Pericoltura Italia: Nuove varietà per rilanciare il settore

Con una produzione nazionale quest’anno di circa 200.000 tonnellate, il settore delle pere ha urgente bisogno di una articolata politica di rilancio. Il calo produttivo del 2021, causato essenzialmente dalla gelata della scorsa primavera, si inserisce in un quadro di lento declino del comparto, che da almeno 10-15 anni registra una costante riduzione del raccolto e degli ettari coltivati.

La ricerca è un asset fondamentale per dare al mondo della produzione soluzioni e risposte adeguate a fronteggiare i problemi connessi ai cambiamenti climatici, ai nuovi patogeni e per offrire varietà in grado di migliorare la qualità del prodotto e riuscire a dare soddisfazione al consumatore.

Su questa strada si è mossa l’Università di Bologna che, in collaborazione con il Consorzio italiano vivaisti (Civ), a Futurpera, la fiera specialistica dedicata alla filiera pericola che si tiene a Ferrara, ha proposto nove varietà innovative di pero, tre a buccia verde e sei a buccia rossa.

Dopo le tre varietà a buccia verde e una a buccia rossa già protagoniste a Futurpera 2019, quest’anno sono state presentate altre cinque selezioni a buccia rossa.

I principali obiettivi della pluridecennale ricerca che vede impegnati l’Università di Bologna e il Civ sono stati l’ampliamento del calendario di raccolta nel periodo precoce e tardivo, l’elevata qualità dei frutti, la selezione di pere a buccia rossa di interesse per il mercato e lo sviluppo di nuove varietà con maggiore resistenza e tolleranza alle principali avversità del pero (maculatura e colpo di fuoco). Buona produttività, eccellente sapore, da dolce a dolce-acidulo, elevate qualità organolettiche e buona conservabilità sono le principali caratteristiche che contraddistinguono le nuove varietà di pero dell’Alma Mater.

Oltre alle nuove varietà si prova anche a salvare e rilanciare la produttività dell’Abate Fetel, varietà di pera tra le più diffuse in Italia, come sta facendo Geoplant Vivai che torna a scommettere sui portainnesti franchi.

Secondo il consuntivo diffuso da OI Pera, la produzione della celebre varietà italiana, coltivata negli ultimi 30 anni quasi esclusivamente su cotogni, ha toccato i minimi storici nel 2021 confermando l’andamento disastroso e drammatico degli ultimi anni. In Emilia-Romagna le nuove stime pongono la produzione di Abate Fetel poco oltre le 40.000 t., -78% rispetto al già deficitario 2020 e -83% se il confronto viene fatto rispetto all’ultima annata definita “normale” che è quella del 2018.

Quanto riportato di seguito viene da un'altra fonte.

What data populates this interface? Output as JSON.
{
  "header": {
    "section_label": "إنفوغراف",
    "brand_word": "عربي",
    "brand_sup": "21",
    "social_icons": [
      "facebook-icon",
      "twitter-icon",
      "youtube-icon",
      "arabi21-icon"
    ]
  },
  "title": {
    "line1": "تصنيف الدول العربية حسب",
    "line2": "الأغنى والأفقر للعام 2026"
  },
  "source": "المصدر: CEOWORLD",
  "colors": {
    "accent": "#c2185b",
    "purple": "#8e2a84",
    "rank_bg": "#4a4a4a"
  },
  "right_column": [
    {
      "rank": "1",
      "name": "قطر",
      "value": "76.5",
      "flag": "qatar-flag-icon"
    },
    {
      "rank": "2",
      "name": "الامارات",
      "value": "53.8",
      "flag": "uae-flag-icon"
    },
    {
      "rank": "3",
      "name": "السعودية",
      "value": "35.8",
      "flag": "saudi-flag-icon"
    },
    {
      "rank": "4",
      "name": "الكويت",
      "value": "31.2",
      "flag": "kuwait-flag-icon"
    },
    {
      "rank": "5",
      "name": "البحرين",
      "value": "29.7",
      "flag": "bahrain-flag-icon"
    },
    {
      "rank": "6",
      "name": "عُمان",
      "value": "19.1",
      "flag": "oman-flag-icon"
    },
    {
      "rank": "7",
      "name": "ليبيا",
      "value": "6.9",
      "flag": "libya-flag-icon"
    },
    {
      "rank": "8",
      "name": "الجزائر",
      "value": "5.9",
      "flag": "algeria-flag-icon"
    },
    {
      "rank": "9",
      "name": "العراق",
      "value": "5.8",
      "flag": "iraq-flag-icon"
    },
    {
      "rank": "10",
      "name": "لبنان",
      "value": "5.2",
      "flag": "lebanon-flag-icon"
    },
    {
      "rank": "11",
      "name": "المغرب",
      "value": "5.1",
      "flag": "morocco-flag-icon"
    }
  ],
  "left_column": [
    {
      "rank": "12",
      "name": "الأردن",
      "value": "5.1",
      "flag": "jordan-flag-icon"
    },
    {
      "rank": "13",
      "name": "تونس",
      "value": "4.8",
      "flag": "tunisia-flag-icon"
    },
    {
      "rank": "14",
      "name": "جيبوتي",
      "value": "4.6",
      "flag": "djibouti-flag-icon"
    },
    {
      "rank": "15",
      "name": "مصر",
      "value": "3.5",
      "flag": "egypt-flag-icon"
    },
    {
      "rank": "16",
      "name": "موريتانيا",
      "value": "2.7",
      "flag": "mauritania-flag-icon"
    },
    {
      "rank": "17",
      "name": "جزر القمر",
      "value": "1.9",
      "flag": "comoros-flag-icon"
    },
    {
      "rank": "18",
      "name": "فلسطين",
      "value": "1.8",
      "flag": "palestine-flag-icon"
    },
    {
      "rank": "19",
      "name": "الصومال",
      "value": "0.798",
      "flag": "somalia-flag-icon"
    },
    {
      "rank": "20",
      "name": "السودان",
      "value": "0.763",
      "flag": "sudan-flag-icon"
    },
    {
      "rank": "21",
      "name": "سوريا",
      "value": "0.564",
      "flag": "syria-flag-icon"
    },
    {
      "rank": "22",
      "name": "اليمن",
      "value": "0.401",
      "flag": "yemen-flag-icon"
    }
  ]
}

Clima pazzo e attacchi di patogeni fanno crollare, negli ultimi cinque anni, la produzione di pere italiane (-48%) a 400 milioni di kg a fronte degli oltre 770 milioni di kg prodotti nel 2017, mentre le superfici destinate alla coltivazione diminuiscono del 15%.

Sono questi i dati più significativi del report sulla pericoltura italiana di CAI – Consorzi Agrari d’Italia, elaborato dal Centro Studi Divulga, presentato a FuturPera, la fiera più importante del settore in programma a Ferrara fino a sabato 4 dicembre.

L’Emilia-Romagna, regione particolarmente colpita negli ultimi anni da gelate tardive e problemi fitosanitari, da sola produce il 66% delle pere italiane, seguita da Veneto (11,5%) e Sicilia (6,7%).

Gli incrementi sui prezzi al consumo delle varietà più coltivate, come Kaiser (+36%), Abate Fetel (+31%) e Decana del Comizio (+22%), secondo l’analisi di CAI, non compensano in alcun modo il drastico calo della produzione che si è abbattuto sui bilanci delle aziende agricole.

Ad aggravare il quadro della situazione, nel quinquennio analizzato, la crescita del volume delle importazioni (+5,4%), attestatesi intorno ai 90 milioni di kg, e del valore delle stesse (+25,4%): i principali bacini di approvvigionamento sono Argentina (28% sul totale), Spagna (24%) e Cile (16%).

Nello stesso periodo, invece, le esportazioni di pere italiane, rivolte al 90% in Europa (Germania, Francia, Austria) diminuiscono del 39% in volume e del 30% in valore.

Dopo il forte calo tra il 2017 e il 2018, invece, nel 2020 aumenta il consumo pro capite di pere da parte degli italiani (+39%), frutto che rappresenta il 7% del valore della spesa media relativa al comparto frutticolo, nonostante rientri tra i prodotti maggiormente interessati dai rincari.